If a network has exactly 2 terminals, solver computes the equivalent resistance between them. If more than 2 terminals are specified, solver removes all non-terminal nodes and shows the resulting network.



Explain each step - Explains what is being done at each transformation step. Since it can generate a huge wall of text, a good idea is to keep it off with large networks.

Visualize the network - Tries to create a visualization of the network. It can freeze your browser, so with large networks it's better to keep it off. Visualization can look messy for complex networks - try dragging the nodes around to make it better.


Q: Is the source open?
A: No, but I plan to open it sometime in the future.

Q: Is it fast?
A: I think it's reasonably fast, considering that it computes exact answer, while using the simpleset possible method. It solves 1000-resistor network in seconds. If you have an interesting network to use as benchmark, I'd be curious to try it.
A2: The online version will give up if it can't complete the solution in about a minute. If you want to experiment with larger network, contact me and we'll try it offline.

Q: Why not use some faster numerical approach or a SPICE simulation?
A: I needed exact answer, though I'd be curious to compare it with an approximate solvers.

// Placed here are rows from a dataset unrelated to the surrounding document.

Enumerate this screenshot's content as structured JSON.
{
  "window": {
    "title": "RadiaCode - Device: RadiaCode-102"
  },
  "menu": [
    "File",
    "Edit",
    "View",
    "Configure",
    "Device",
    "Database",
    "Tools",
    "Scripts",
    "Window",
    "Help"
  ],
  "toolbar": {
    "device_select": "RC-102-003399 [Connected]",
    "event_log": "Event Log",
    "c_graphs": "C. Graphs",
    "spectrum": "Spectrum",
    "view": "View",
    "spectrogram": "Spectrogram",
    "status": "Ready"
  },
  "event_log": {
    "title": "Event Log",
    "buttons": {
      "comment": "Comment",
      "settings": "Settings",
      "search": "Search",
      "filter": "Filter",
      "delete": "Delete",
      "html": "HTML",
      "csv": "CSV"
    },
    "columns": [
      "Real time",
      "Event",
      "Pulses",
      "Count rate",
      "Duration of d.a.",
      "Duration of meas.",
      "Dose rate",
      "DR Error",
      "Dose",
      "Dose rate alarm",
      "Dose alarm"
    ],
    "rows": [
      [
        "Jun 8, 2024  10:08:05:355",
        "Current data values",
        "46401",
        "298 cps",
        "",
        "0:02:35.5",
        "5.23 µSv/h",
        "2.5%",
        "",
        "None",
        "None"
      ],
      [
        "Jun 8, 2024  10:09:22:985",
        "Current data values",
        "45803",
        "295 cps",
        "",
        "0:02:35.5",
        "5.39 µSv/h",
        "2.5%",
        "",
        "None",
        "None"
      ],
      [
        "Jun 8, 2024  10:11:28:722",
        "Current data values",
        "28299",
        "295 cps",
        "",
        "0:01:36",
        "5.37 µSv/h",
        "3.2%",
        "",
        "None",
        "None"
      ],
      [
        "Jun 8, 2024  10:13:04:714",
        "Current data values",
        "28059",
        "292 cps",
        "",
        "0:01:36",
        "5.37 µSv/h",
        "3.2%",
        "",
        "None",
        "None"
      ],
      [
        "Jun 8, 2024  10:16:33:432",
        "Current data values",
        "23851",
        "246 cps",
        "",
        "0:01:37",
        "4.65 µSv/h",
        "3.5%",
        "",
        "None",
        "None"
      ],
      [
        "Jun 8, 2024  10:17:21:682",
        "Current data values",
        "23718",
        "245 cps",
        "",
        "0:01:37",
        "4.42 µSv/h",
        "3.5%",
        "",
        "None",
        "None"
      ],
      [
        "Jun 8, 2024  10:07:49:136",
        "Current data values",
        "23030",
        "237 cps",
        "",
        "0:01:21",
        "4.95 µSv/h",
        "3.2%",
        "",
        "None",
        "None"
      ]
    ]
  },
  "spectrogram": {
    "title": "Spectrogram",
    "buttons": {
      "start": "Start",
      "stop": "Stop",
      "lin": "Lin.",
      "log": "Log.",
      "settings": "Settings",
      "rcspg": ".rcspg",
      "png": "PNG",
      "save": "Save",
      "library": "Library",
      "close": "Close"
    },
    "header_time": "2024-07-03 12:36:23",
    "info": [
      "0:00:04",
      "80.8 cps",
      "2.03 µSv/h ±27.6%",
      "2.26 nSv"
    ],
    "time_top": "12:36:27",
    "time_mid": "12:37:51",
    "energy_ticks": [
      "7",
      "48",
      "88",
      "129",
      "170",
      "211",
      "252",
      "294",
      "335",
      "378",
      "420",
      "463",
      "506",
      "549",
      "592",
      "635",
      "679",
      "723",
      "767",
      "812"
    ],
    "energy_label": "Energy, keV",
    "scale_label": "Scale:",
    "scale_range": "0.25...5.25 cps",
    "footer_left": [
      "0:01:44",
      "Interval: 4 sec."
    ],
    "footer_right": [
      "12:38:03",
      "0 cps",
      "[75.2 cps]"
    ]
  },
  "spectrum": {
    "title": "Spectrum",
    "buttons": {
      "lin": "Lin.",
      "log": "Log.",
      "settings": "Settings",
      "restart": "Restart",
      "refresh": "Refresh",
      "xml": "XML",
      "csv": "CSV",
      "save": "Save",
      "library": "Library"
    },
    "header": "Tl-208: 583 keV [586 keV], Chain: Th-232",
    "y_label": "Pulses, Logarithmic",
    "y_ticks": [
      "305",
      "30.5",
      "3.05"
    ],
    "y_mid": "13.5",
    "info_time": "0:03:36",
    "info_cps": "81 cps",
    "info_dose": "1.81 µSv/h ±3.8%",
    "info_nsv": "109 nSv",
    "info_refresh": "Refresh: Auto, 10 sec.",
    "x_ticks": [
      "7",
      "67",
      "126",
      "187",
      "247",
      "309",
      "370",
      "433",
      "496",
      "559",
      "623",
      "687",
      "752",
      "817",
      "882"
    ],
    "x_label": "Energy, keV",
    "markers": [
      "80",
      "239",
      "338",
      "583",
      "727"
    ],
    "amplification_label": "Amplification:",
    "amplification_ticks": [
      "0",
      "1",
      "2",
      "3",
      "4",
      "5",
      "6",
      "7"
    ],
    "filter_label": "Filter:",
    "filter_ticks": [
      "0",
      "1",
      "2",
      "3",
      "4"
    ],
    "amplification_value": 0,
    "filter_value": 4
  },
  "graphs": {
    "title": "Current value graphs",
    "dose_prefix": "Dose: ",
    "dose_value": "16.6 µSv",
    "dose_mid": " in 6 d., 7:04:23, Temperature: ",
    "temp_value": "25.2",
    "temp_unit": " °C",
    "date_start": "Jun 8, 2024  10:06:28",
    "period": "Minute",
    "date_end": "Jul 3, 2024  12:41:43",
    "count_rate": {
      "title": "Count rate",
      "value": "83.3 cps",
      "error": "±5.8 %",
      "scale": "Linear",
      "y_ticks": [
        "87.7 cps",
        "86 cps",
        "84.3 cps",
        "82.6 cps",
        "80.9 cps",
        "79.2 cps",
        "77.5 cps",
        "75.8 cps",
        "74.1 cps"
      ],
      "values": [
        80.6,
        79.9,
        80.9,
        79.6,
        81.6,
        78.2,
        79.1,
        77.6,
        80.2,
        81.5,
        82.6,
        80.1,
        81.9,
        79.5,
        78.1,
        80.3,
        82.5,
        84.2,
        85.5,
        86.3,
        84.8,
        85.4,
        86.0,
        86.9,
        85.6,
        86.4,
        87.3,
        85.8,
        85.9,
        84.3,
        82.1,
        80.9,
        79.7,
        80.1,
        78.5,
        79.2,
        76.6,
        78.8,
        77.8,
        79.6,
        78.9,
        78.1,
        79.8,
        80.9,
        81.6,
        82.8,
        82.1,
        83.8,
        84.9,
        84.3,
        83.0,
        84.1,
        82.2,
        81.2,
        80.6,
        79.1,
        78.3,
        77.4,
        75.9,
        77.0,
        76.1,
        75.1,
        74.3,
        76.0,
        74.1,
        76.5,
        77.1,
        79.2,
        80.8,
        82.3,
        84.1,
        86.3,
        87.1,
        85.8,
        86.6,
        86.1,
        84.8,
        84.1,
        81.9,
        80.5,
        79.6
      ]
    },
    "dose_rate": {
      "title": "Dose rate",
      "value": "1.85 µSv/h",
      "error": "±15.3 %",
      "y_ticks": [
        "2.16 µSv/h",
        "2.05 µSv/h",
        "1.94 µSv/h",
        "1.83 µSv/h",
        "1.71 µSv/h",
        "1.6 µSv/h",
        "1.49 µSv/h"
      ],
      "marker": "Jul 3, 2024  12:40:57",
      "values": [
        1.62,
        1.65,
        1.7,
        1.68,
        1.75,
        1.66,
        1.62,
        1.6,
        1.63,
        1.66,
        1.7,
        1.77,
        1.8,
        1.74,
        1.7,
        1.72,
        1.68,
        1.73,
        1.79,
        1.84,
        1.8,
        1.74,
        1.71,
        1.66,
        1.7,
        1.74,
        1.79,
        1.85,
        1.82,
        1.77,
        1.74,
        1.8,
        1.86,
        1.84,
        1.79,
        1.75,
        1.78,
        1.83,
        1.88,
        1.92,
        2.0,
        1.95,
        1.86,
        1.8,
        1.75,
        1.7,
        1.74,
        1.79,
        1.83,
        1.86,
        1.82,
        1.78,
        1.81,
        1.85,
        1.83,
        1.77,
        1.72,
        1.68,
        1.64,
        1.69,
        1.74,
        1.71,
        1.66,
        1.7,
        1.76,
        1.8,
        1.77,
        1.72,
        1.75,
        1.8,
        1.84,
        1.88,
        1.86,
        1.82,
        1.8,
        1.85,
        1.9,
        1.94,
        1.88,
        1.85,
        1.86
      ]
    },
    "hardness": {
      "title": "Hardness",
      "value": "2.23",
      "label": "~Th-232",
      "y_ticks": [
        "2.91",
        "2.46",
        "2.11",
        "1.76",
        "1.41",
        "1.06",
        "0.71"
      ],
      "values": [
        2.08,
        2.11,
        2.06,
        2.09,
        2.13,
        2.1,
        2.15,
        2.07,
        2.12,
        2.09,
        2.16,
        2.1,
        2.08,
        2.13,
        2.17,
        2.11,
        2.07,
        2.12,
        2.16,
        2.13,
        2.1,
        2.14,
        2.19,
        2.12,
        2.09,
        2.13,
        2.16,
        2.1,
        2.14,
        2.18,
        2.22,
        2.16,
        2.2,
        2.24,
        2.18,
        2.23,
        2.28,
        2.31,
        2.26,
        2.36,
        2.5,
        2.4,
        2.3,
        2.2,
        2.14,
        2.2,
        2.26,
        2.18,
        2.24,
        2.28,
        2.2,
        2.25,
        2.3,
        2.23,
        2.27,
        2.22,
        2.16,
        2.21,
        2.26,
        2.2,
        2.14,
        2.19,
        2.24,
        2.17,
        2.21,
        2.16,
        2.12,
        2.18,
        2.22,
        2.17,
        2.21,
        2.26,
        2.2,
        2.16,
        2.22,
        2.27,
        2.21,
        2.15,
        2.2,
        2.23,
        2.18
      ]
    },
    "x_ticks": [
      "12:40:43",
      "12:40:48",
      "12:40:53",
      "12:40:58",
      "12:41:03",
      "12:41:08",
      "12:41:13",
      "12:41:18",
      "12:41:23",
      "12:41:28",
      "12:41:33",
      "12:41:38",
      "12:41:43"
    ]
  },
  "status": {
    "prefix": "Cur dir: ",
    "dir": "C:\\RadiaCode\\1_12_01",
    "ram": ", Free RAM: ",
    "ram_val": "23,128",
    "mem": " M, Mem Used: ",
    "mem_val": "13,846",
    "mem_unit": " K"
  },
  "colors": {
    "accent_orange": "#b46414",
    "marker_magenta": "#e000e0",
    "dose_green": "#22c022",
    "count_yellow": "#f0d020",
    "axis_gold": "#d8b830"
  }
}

Q: Why not use method based on matrix inversion?
A: The current approach based on progressive node elimination is simpler, and I was curious to explore it in detail. However I am also interested to see the performance of matrix based approaches. If you know of any such tool available, please let me know.

Q: What about symmetry?
A: This tool does not detect symmetry automatically. However you can include symmetry information into the network by yourself. For example, you can merge symmetrical nodes under same name or add 0 Ohm jumpers connecting such nodes. This should be done whenever possible, as it usually greatly reduces solving time.